The opening tells us that the date is 358 BC, yet the cultures and governments depicted in the movie are typical of a much earlier time, possibly even 1358 BC. One of the most telling details is that Eurystheus is called the King of Athens, an office abolished at least 400 years earlier when Athens became a republic.
After Hercules' fight with the wolves, he is bitten in numerous places (neck, leg, arm), yet when he stands after the statue falls, there is no blood on his neck nor are there are bite marks. [He also showed a remarkable lack of pain]
When Hercules' was being charged by the villager, he clearly breaks the tip off Atalanta's arrow. After punching the villager, the arrow embedded in his forehead has a longer shaft than was broken originally.

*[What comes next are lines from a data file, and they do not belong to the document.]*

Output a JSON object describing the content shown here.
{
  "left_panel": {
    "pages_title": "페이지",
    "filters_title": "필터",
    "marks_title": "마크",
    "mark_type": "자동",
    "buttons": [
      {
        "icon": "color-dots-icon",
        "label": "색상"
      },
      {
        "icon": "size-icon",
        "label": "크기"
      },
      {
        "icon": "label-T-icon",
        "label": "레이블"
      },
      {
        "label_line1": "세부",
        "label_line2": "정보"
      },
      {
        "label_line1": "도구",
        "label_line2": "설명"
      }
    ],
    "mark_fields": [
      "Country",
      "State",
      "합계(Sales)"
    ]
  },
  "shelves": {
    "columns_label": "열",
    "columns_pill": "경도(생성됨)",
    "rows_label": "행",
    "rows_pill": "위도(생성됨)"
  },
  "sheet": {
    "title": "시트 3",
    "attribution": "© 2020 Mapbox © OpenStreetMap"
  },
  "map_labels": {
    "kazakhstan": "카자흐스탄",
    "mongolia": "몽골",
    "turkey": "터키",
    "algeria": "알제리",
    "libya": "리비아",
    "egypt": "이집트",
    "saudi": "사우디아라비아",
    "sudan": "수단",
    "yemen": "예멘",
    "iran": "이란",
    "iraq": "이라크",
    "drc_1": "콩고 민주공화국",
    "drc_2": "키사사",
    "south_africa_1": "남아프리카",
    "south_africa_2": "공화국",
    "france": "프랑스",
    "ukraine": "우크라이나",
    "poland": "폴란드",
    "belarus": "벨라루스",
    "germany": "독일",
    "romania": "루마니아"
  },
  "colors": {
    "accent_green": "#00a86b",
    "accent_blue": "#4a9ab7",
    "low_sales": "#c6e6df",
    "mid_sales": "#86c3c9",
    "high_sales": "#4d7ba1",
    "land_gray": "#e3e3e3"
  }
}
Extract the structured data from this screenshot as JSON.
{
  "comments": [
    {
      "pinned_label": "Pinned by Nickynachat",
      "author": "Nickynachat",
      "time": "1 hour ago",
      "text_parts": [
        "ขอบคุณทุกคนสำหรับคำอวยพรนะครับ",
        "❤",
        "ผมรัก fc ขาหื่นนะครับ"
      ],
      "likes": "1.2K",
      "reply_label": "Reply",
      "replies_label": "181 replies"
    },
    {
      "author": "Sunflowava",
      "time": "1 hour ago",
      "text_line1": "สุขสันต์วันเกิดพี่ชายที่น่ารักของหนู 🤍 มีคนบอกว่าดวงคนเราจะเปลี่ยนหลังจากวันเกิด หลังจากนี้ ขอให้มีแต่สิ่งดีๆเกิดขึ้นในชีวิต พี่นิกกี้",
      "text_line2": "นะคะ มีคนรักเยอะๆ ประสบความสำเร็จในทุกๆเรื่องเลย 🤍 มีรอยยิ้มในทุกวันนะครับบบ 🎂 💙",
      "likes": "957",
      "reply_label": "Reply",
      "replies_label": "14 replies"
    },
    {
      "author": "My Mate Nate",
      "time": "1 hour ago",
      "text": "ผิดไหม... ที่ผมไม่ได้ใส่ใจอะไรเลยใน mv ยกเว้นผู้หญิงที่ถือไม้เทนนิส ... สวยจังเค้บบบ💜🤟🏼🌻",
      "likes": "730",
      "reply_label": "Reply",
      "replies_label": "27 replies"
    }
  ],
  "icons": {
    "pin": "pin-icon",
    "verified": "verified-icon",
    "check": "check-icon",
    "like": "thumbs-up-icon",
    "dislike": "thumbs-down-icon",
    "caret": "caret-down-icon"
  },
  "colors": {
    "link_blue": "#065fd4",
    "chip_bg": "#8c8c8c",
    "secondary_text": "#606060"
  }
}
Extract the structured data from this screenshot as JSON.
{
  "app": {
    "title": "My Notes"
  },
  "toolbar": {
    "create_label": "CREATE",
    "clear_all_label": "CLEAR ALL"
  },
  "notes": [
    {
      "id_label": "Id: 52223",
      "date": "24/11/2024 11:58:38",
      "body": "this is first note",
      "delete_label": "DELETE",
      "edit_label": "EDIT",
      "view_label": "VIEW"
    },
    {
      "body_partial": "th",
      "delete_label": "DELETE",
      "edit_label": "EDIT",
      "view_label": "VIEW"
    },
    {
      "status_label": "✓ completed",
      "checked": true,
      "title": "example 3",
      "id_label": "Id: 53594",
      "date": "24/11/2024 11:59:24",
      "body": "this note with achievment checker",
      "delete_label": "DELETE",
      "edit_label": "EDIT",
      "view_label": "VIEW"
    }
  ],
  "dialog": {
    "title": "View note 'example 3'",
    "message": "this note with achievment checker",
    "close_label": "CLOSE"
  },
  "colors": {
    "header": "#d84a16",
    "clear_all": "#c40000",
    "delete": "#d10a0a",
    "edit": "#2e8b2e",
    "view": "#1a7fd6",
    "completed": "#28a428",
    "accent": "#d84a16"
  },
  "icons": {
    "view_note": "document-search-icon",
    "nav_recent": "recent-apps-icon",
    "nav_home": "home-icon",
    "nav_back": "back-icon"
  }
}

The movie features numerous characters from mythology and legend, using the Greek names. Except for the title character who is referred to by his Roman name Hercules rather than Heracles. Nearly all movies do this because his Roman name is much more recognizable in pop culture and is a sensible marketing choice. It can be considered a translation of what the characters were really saying.
In the prologue, the Nemean lion's head alone outsizes Hercules entirely, yet he later wears the head as a helmet and it is relatively small. The prologue was told from the subjective viewpoint of Iolaus, who is later shown to be fond of telling tall tales and stretching the truth about Hercules' past.
After Hercules saves his companion from a flaming spear, he throws a soldier down a hole. When said soldier hits the rocks before falling down, you can see the prop rocks shrinking under the stunt actor's weight.
Some close-ups of Hercules facing Rhesus' army have been flopped. The rectangular Thracian shields have a space top-right for a spear but in at least two shots the soldiers behind Hercules have a space on the top-left of their shields.